Original reply by @138over in cuelang/cue#431 (comment)

Some quick thoughts

• authoring for DAGs and Flows which are types/values too.
• java/maven world has a concept of an archetype. and archetype maps to a lifecycle, phases, goals. this is a powerful concept, another type/value candidate related to first bullet. can standardize on DAGs, Flows, Lifecycles, and apply variants, and exceptions
• authoring for variants and exceptions
• relocatable, it does not matter where the target is: cloud, service, colo, laptop, device
• peer-to-peer, what git (DVCS) was really designed for... opposite of github, etc...

[cueckoo]

Original reply by @verdverm in cuelang/cue#431 (comment)

@cedricgc just awesome! thank you for spending your time on this

[cueckoo]

Original reply by @jlongtine in cuelang/cue#431 (comment)

@cedricgc There's some really good stuff in here. I'll try to take some time to digest and respond soon (might be after my vacation next week, though).

We've got a pretty slick tool that we've been using at Gloo (gloo.us) for CloudFormation, and it gives tf apply-like semantics but using CFN as the state store, which gives you all the niceties of rollback and such. It's hot.

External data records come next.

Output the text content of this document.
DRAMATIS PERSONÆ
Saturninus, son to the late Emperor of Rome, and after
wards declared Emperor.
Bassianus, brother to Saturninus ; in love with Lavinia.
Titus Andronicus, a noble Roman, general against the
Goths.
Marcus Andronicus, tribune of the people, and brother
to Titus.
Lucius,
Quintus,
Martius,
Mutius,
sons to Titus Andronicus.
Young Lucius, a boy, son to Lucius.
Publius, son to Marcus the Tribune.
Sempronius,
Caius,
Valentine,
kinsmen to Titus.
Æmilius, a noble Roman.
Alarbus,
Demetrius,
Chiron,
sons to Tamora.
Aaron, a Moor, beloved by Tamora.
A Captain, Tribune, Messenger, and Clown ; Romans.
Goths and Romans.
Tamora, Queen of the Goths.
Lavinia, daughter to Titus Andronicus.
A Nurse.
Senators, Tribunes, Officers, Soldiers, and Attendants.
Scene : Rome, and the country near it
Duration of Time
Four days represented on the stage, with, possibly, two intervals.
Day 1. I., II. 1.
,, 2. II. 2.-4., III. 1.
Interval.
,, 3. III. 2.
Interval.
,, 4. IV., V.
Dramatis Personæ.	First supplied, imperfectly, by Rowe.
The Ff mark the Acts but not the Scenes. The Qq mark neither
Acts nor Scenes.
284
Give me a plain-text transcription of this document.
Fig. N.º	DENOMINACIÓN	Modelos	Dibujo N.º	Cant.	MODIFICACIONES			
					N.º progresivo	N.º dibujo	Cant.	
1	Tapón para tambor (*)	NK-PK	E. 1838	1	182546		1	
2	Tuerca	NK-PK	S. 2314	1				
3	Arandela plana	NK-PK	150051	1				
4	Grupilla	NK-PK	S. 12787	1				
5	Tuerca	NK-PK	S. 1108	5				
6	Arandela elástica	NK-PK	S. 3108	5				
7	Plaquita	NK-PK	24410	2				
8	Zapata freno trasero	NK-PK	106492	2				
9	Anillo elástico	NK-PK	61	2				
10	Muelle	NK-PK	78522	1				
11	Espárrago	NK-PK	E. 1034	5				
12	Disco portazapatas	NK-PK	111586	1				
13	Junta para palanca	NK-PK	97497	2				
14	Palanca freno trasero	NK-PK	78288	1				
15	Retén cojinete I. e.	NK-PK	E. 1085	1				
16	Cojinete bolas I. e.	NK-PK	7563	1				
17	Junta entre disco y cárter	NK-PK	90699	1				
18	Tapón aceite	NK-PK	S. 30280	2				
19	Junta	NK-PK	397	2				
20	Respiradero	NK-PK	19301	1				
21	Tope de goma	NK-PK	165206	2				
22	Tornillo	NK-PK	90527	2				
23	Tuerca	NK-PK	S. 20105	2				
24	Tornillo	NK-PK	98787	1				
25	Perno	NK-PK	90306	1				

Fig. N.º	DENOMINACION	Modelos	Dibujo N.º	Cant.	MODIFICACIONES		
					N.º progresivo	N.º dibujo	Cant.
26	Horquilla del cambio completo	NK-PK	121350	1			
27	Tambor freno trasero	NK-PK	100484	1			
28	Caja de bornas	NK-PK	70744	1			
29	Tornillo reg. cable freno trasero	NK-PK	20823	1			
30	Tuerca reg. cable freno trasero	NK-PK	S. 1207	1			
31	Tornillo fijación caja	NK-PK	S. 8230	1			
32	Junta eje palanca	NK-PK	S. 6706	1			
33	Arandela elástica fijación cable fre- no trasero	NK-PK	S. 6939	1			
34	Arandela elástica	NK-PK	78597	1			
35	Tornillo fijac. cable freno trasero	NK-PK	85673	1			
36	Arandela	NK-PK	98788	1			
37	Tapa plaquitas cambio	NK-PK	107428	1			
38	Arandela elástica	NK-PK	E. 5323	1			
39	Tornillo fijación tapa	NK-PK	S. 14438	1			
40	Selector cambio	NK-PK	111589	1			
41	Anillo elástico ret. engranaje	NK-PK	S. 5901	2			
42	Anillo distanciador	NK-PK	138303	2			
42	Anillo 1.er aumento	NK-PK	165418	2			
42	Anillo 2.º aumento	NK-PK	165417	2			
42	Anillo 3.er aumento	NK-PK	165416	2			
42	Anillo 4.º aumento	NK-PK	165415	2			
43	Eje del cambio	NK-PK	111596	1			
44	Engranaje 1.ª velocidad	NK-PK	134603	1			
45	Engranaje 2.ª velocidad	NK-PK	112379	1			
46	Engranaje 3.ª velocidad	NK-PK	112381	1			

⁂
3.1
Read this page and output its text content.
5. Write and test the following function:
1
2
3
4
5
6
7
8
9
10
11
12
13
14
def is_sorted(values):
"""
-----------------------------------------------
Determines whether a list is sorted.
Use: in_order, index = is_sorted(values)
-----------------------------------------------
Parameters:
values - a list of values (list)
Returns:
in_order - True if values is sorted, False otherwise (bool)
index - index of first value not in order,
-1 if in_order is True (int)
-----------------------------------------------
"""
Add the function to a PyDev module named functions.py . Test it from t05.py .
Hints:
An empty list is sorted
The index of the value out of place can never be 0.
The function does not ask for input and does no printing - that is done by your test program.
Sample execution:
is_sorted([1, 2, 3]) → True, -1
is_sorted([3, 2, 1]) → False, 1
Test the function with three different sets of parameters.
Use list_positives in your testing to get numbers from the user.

And I think we're likely to work on a tool for generating Kubernetes manifests from CUE that will then be utilized by kubectl or ArgoCD, etc. for application to a cluster.

This space is pretty exciting, honestly. Lots of good happening here.

Talk soon!

[cueckoo]

Original reply by @cedricgc in cuelang/cue#431 (comment)

I like the idea of using CUE to create a nicer overlay for CFN so you get state management for free. That is pretty clever. I would say the main advantage for Terraform is that we could generate CUE for the 3rd party plugins as well, but the need depends really on the organization. It could also ultimately be covered by K8s CRDs which I was hinting towards in the outline.

[cueckoo]

Original reply by @cedricgc in cuelang/cue#431 (comment)

I was pointed to the Kubernetesx project which has some good lessons for what we are trying to do. I like the focus on composition of resources: it closely follows how CUE can build types without inheritance. One thing I found interesting is that they can build encapsulated methods on those resources to do scoped transformations. For example:

const deployment = new kx.Deployment(...);
const service = deployment.createService();

Here we can define a Deployment and the resulting object has a method to build a Service. This encapsulates logic and provides an ergonomic API that is not available from raw Kubernetes. One of the tradeoffs of the Kubernetes Resource Model is that there is very little encapsulation for the underlying resources. It may be possible to create that encapsulation at the interface level (CUE) instead.